The Sample Task

The sample task can be found in MAT_PKG_HOME/sample/ne. Like all tasks, it has a file named task.xml at its root. The format of this file is described in the task XML documentation. It has no Python or Javascript customizations, so it has none of the corresponding subdirectories. See "Creating a task" for a description of the subdirectory structure of the task.

In addition to the task.xml file, the sample task contains a demo.xml file which describes a demo of the automated capability in this task. We describe both of those files in detail here.

The task.xml file

Here, we describe in detail the makeup of the task.xml file for the sample task. We've numbered the lines to indicate our progress through the file.

     1	<task name="Named Entity">

The file contains a single task declaration, which must be named.

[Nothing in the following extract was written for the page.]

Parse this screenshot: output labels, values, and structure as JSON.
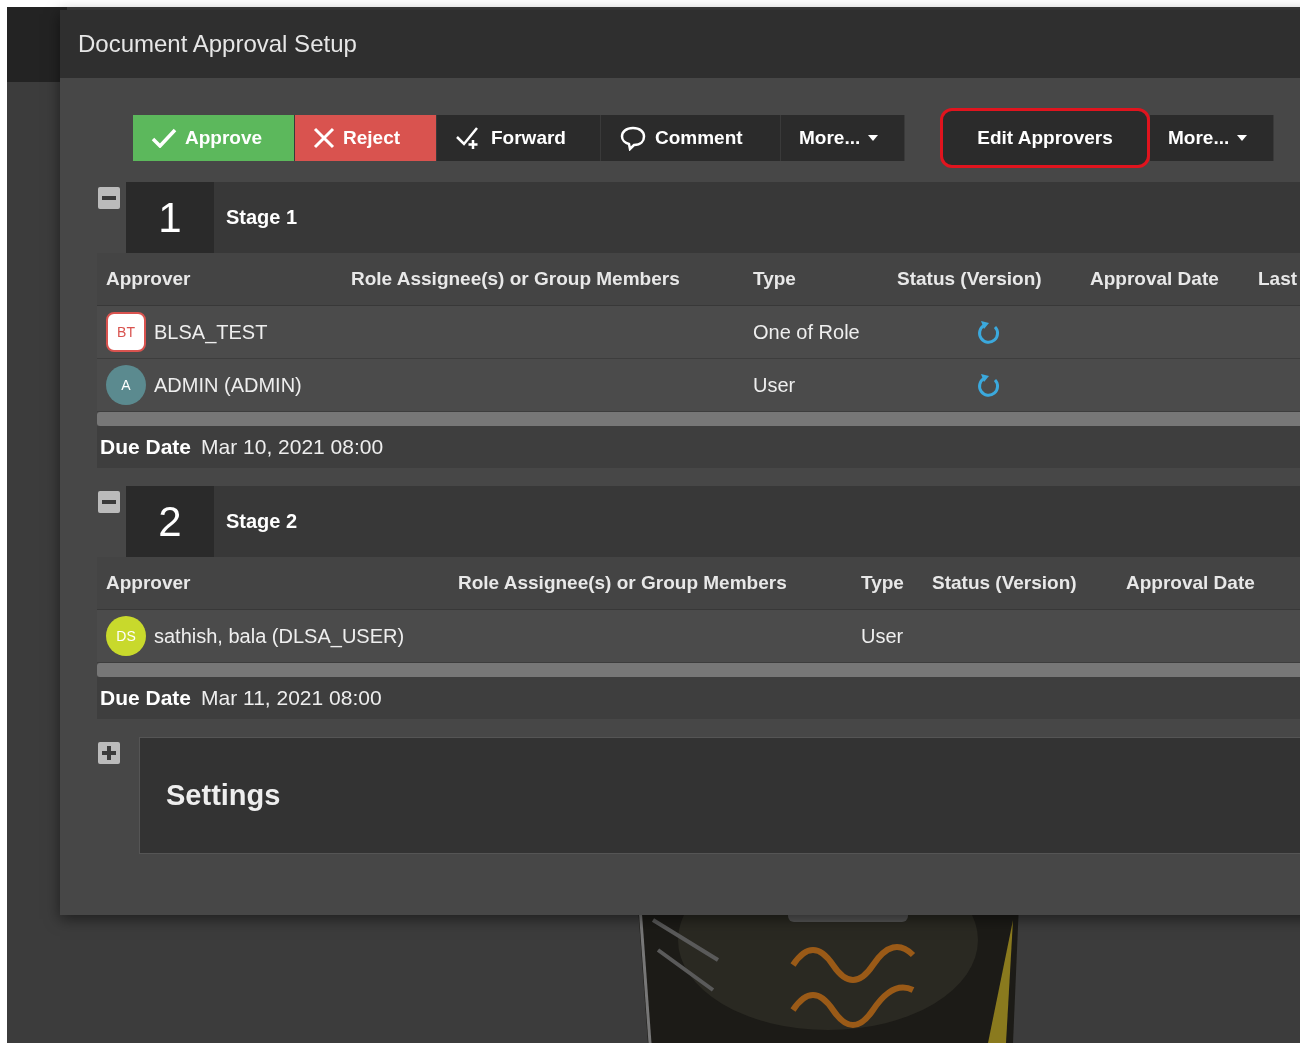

     2	  <tags inherit_structure="yes">
     3	    <tag name="PERSON" category="content">
     4	      <ui css="background-color: CCFF66" accelerator="P"/><!-- # light green -->
     5	    </tag>
     6	    <tag name="LOCATION" category="content">
     7	      <ui css="background-color: FF99CC" accelerator="L"/><!-- # pink -->
     8	    </tag>
     9	    <tag name="ORGANIZATION" category="content">
    10	      <ui css="background-color: 99CCFF" accelerator="O"/><!-- # light blue -->
    11	    </tag>
    12	  </tags>

The file contains a block of tag declarations. Here, we have inherited the structure tags (i.e., zone and lex) from the root task, and defined our own content tags. Each of the content tags must have a name. The <ui> subelement describes the visual features of the tag. For instance, the PERSON tag will display as light green, and the tagging menu will support the "P" keyboard accelerator for annotating a selected span with the PERSON tag.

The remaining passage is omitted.